Millet adına bu yeminin edilmesi için, millî güçler yanlısı her Meclis-i Mebusan üyesi büyük çaba göstermiş ve sonunda bu kararın alınması gerçekleştirilmiştir,
Millî And, özetle şöyledir :
Osmanlı Meclis-i Mebusanı üyeleri barışa kavuşmak için şu vazgeçilmez şartları ileri sürerler :
• Dünya Savaşının bitiminde imzalanan Mütareke Antlaşmasının çizdiği sınırlar içinde, din, ırk ve asılca birlik oluşturan vatandaşların oturduğu yerler hiçbir biçimde yurttan kopartılamaz.
• Osmanlı Saltanatının ve Halifeliğin merkezi İstanbul’un güvenlik içinde bulunması şartı ile Boğazlar açılabilir. Daha önce bizden ayrılan Batı Trakya'da, Mütareke sınırları dışında tutulmak istenen Kars, Ardahan ve Batum'da halk oyuna başvurulması gerektir.

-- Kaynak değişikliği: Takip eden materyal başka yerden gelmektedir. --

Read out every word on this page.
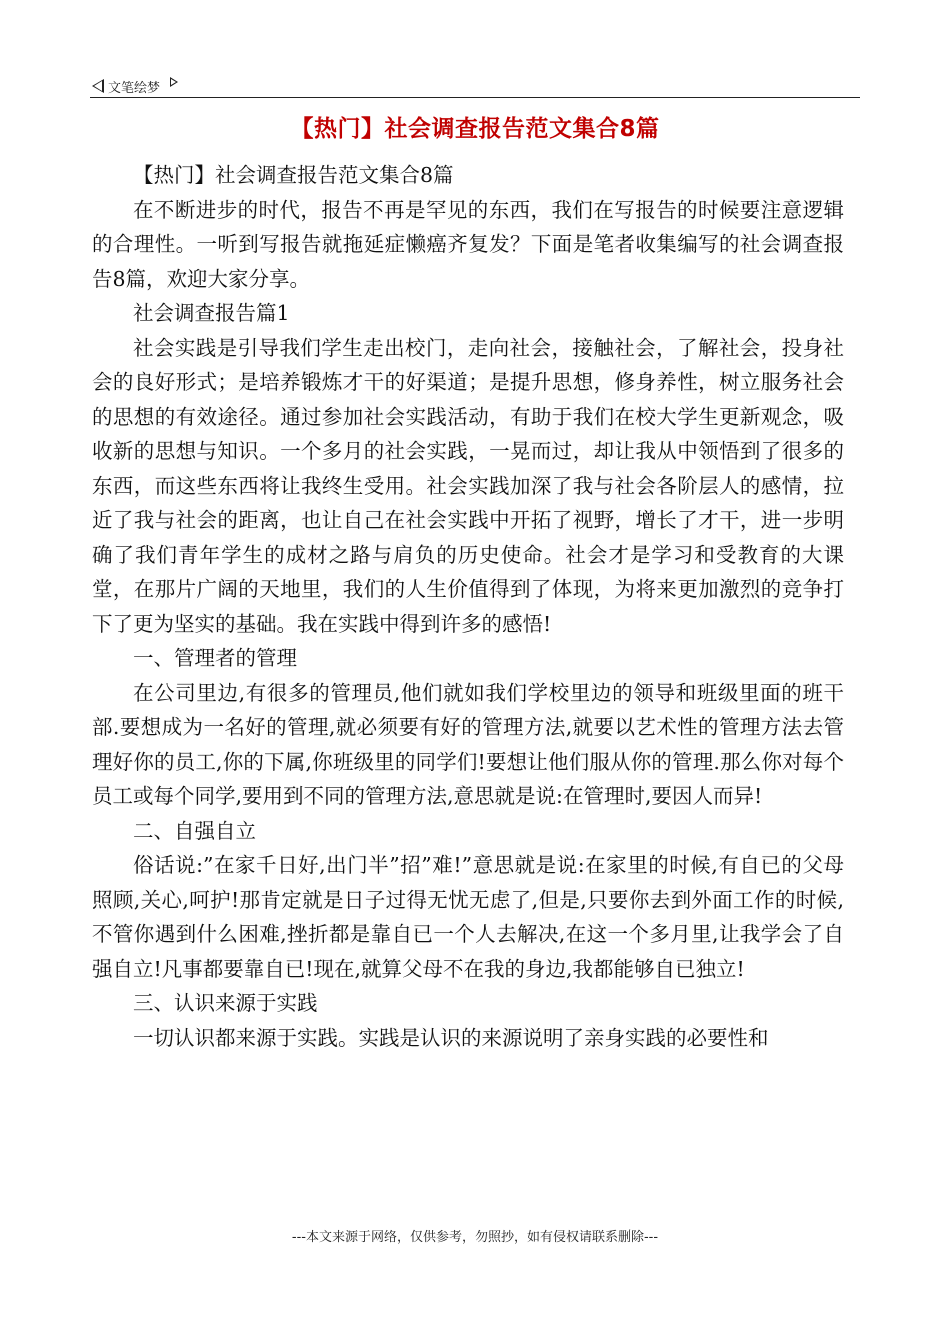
文笔绘梦
【热门】社会调查报告范文集合8篇

【热门】社会调查报告范文集合8篇

在不断进步的时代，报告不再是罕见的东西，我们在写报告的时候要注意逻辑的合理性。一听到写报告就拖延症懒癌齐复发？下面是笔者收集编写的社会调查报告8篇，欢迎大家分享。

社会调查报告篇1

社会实践是引导我们学生走出校门，走向社会，接触社会，了解社会，投身社会的良好形式；是培养锻炼才干的好渠道；是提升思想，修身养性，树立服务社会的思想的有效途径。通过参加社会实践活动，有助于我们在校大学生更新观念，吸收新的思想与知识。一个多月的社会实践，一晃而过，却让我从中领悟到了很多的东西，而这些东西将让我终生受用。社会实践加深了我与社会各阶层人的感情，拉近了我与社会的距离，也让自己在社会实践中开拓了视野，增长了才干，进一步明确了我们青年学生的成材之路与肩负的历史使命。社会才是学习和受教育的大课堂，在那片广阔的天地里，我们的人生价值得到了体现，为将来更加激烈的竞争打下了更为坚实的基础。我在实践中得到许多的感悟!

一、管理者的管理

在公司里边,有很多的管理员,他们就如我们学校里边的领导和班级里面的班干部.要想成为一名好的管理,就必须要有好的管理方法,就要以艺术性的管理方法去管理好你的员工,你的下属,你班级里的同学们!要想让他们服从你的管理.那么你对每个员工或每个同学,要用到不同的管理方法,意思就是说:在管理时,要因人而异!

二、自强自立

俗话说:”在家千日好,出门半”招”难!”意思就是说:在家里的时候,有自已的父母照顾,关心,呵护!那肯定就是日子过得无忧无虑了,但是,只要你去到外面工作的时候,不管你遇到什么困难,挫折都是靠自已一个人去解决,在这一个多月里,让我学会了自强自立!凡事都要靠自已!现在,就算父母不在我的身边,我都能够自已独立!

三、认识来源于实践

一切认识都来源于实践。实践是认识的来源说明了亲身实践的必要性和

---本文来源于网络，仅供参考，勿照抄，如有侵权请联系删除---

• Osmanlı Devletindeki Arapların çoğunlukta olduğu yerlerde de halk oyuna gidilmelidir.
• Bağımsızlığımızı sınırlayacak siyasî, ekonomik hiç bir antlaşma kabul edilemez.
• Bu şartlar kabul edilmezse barış yapmak imkânsızdır.

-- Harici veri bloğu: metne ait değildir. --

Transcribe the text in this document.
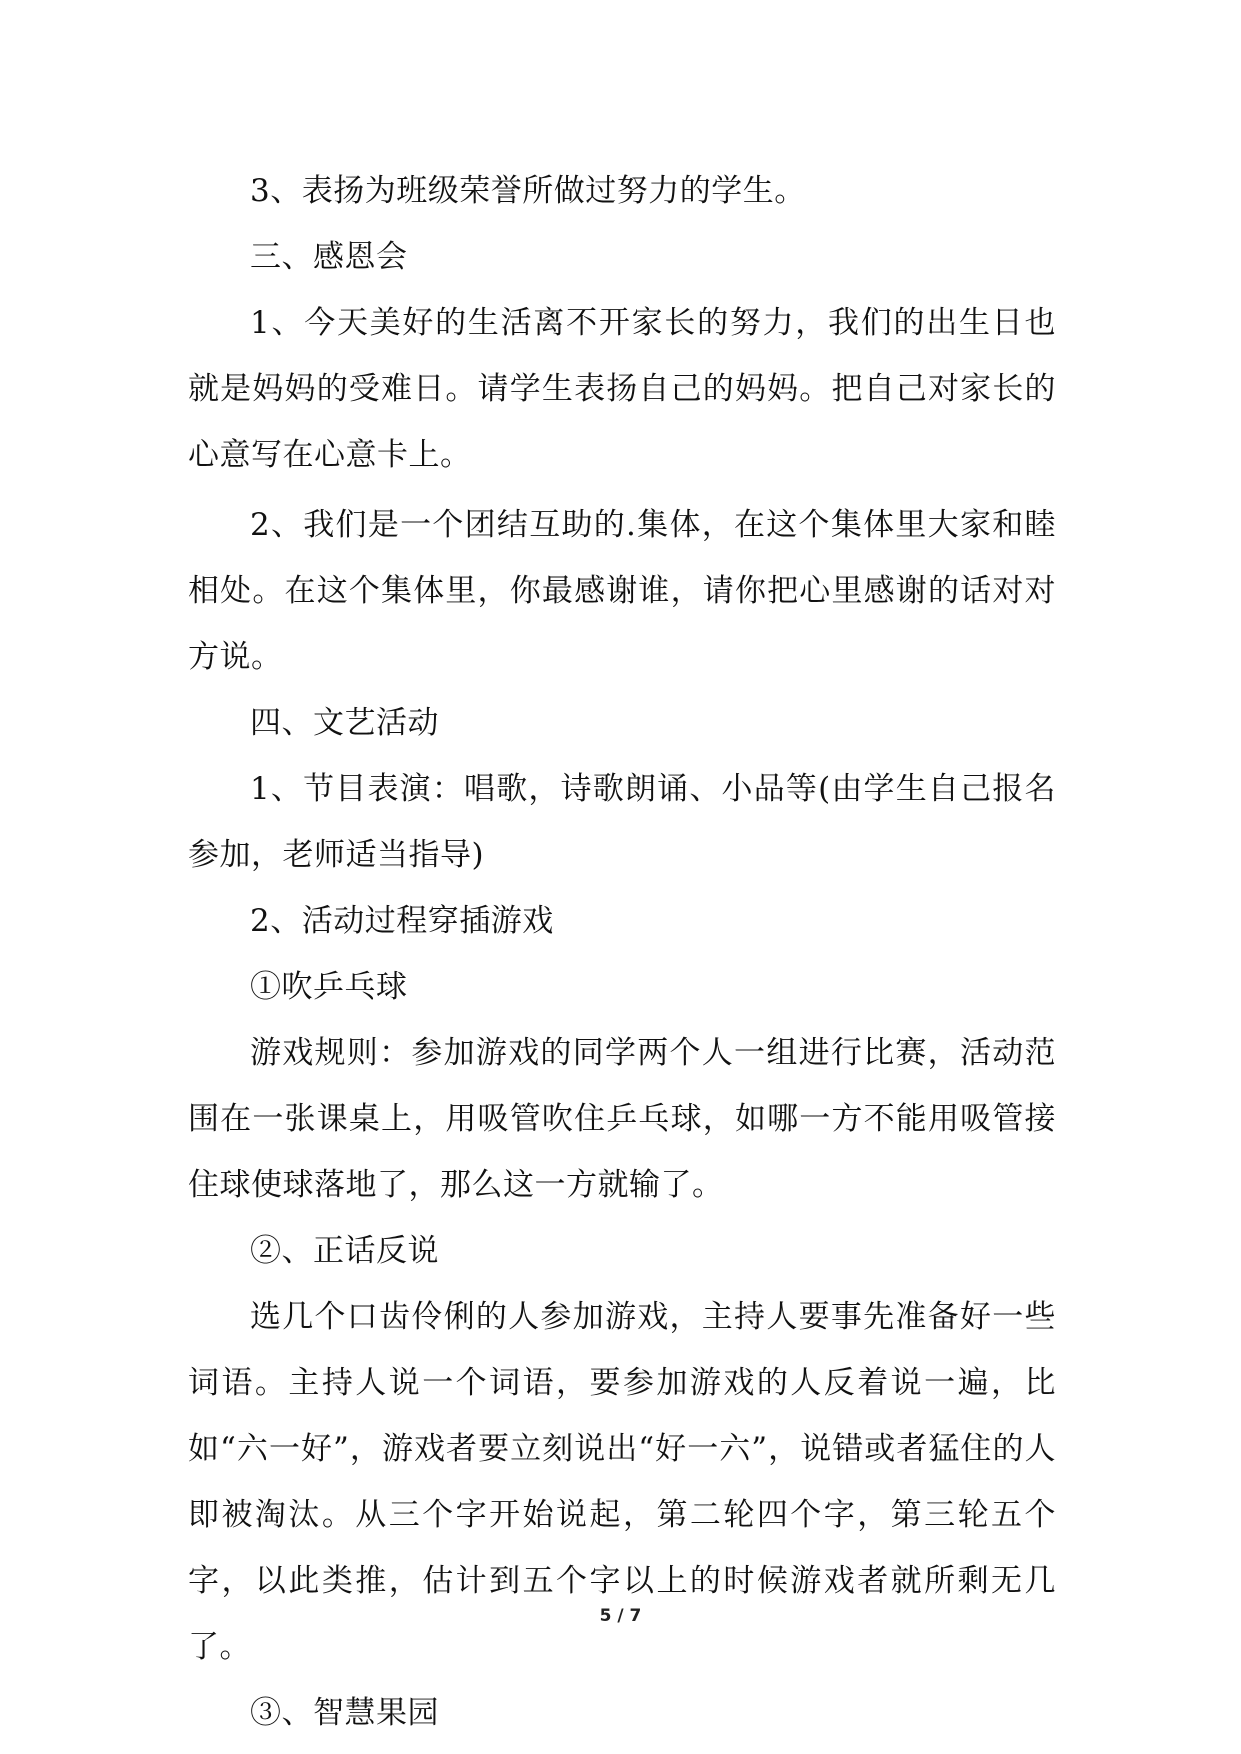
3、表扬为班级荣誉所做过努力的学生。

三、感恩会

1、今天美好的生活离不开家长的努力，我们的出生日也就是妈妈的受难日。请学生表扬自己的妈妈。把自己对家长的心意写在心意卡上。

2、我们是一个团结互助的.集体，在这个集体里大家和睦相处。在这个集体里，你最感谢谁，请你把心里感谢的话对对方说。

四、文艺活动

1、节目表演：唱歌，诗歌朗诵、小品等(由学生自己报名参加，老师适当指导)

2、活动过程穿插游戏

①吹乒乓球

游戏规则：参加游戏的同学两个人一组进行比赛，活动范围在一张课桌上，用吸管吹住乒乓球，如哪一方不能用吸管接住球使球落地了，那么这一方就输了。

②、正话反说

选几个口齿伶俐的人参加游戏，主持人要事先准备好一些词语。主持人说一个词语，要参加游戏的人反着说一遍，比如“六一好”，游戏者要立刻说出“好一六”，说错或者猛住的人即被淘汰。从三个字开始说起，第二轮四个字，第三轮五个字，以此类推，估计到五个字以上的时候游戏者就所剩无几了。

③、智慧果园

5 / 7
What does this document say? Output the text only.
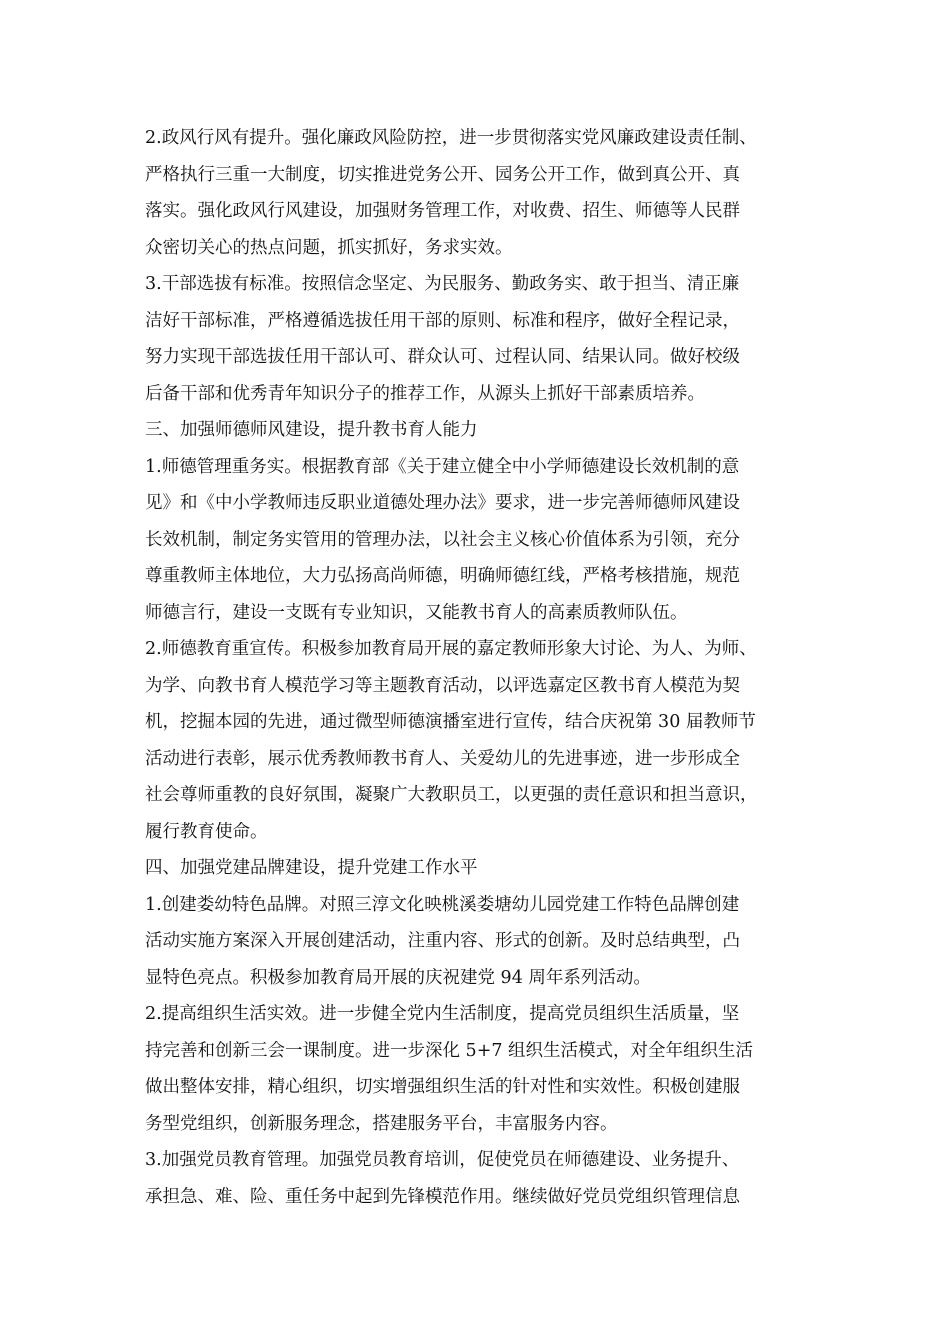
2.政风行风有提升。强化廉政风险防控，进一步贯彻落实党风廉政建设责任制、
严格执行三重一大制度，切实推进党务公开、园务公开工作，做到真公开、真
落实。强化政风行风建设，加强财务管理工作，对收费、招生、师德等人民群
众密切关心的热点问题，抓实抓好，务求实效。
3.干部选拔有标准。按照信念坚定、为民服务、勤政务实、敢于担当、清正廉
洁好干部标准，严格遵循选拔任用干部的原则、标准和程序，做好全程记录，
努力实现干部选拔任用干部认可、群众认可、过程认同、结果认同。做好校级
后备干部和优秀青年知识分子的推荐工作，从源头上抓好干部素质培养。
三、加强师德师风建设，提升教书育人能力
1.师德管理重务实。根据教育部《关于建立健全中小学师德建设长效机制的意
见》和《中小学教师违反职业道德处理办法》要求，进一步完善师德师风建设
长效机制，制定务实管用的管理办法，以社会主义核心价值体系为引领，充分
尊重教师主体地位，大力弘扬高尚师德，明确师德红线，严格考核措施，规范
师德言行，建设一支既有专业知识，又能教书育人的高素质教师队伍。
2.师德教育重宣传。积极参加教育局开展的嘉定教师形象大讨论、为人、为师、
为学、向教书育人模范学习等主题教育活动，以评选嘉定区教书育人模范为契
机，挖掘本园的先进，通过微型师德演播室进行宣传，结合庆祝第 30 届教师节
活动进行表彰，展示优秀教师教书育人、关爱幼儿的先进事迹，进一步形成全
社会尊师重教的良好氛围，凝聚广大教职员工，以更强的责任意识和担当意识，
履行教育使命。
四、加强党建品牌建设，提升党建工作水平
1.创建娄幼特色品牌。对照三淳文化映桃溪娄塘幼儿园党建工作特色品牌创建
活动实施方案深入开展创建活动，注重内容、形式的创新。及时总结典型，凸
显特色亮点。积极参加教育局开展的庆祝建党 94 周年系列活动。
2.提高组织生活实效。进一步健全党内生活制度，提高党员组织生活质量，坚
持完善和创新三会一课制度。进一步深化 5+7 组织生活模式，对全年组织生活
做出整体安排，精心组织，切实增强组织生活的针对性和实效性。积极创建服
务型党组织，创新服务理念，搭建服务平台，丰富服务内容。
3.加强党员教育管理。加强党员教育培训，促使党员在师德建设、业务提升、
承担急、难、险、重任务中起到先锋模范作用。继续做好党员党组织管理信息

Meclis-i Mebusan'da alınan ve ilan edilen Misak-ı Millî kararı, Ayan Meclisinde görüşülmedi. Dolayısıyla onaylanmak üzere padişahın önüne de gelmedi.
İtilaf Devletleri bu karar karşısında, İstanbul Hükümetini millî güçlere karşı harekete geçmeye zorladılar. 16 Mart 1920'de İstanbul resmen işgal edildi. Meclis-i Mebusan basıldı. Anadolu hareketi yandaşları ve bir kısım aydınlar tutuklandı. Resmi dairelere el kondu.16 Mart günü Osmanlı Devleti fiilen sona ermişti. İki gün sonra toplanan Meclis, çalışmalarına ara vermek zorunda kaldı.11 Nisan 1920'de padişahça dağıtıldı. Son Osmanlı Meclis-i Mebusan'ı tarihe karışmıştı.
Bugünkü Türkiye Cumhuriyeti Anayasasında yer alan "Türk vatanı ve milletin bölünmezliği" ilkesinin millî ve hukukî dayanağı, hâlâ yaşayan "Misak-ı Millî" ruhudur.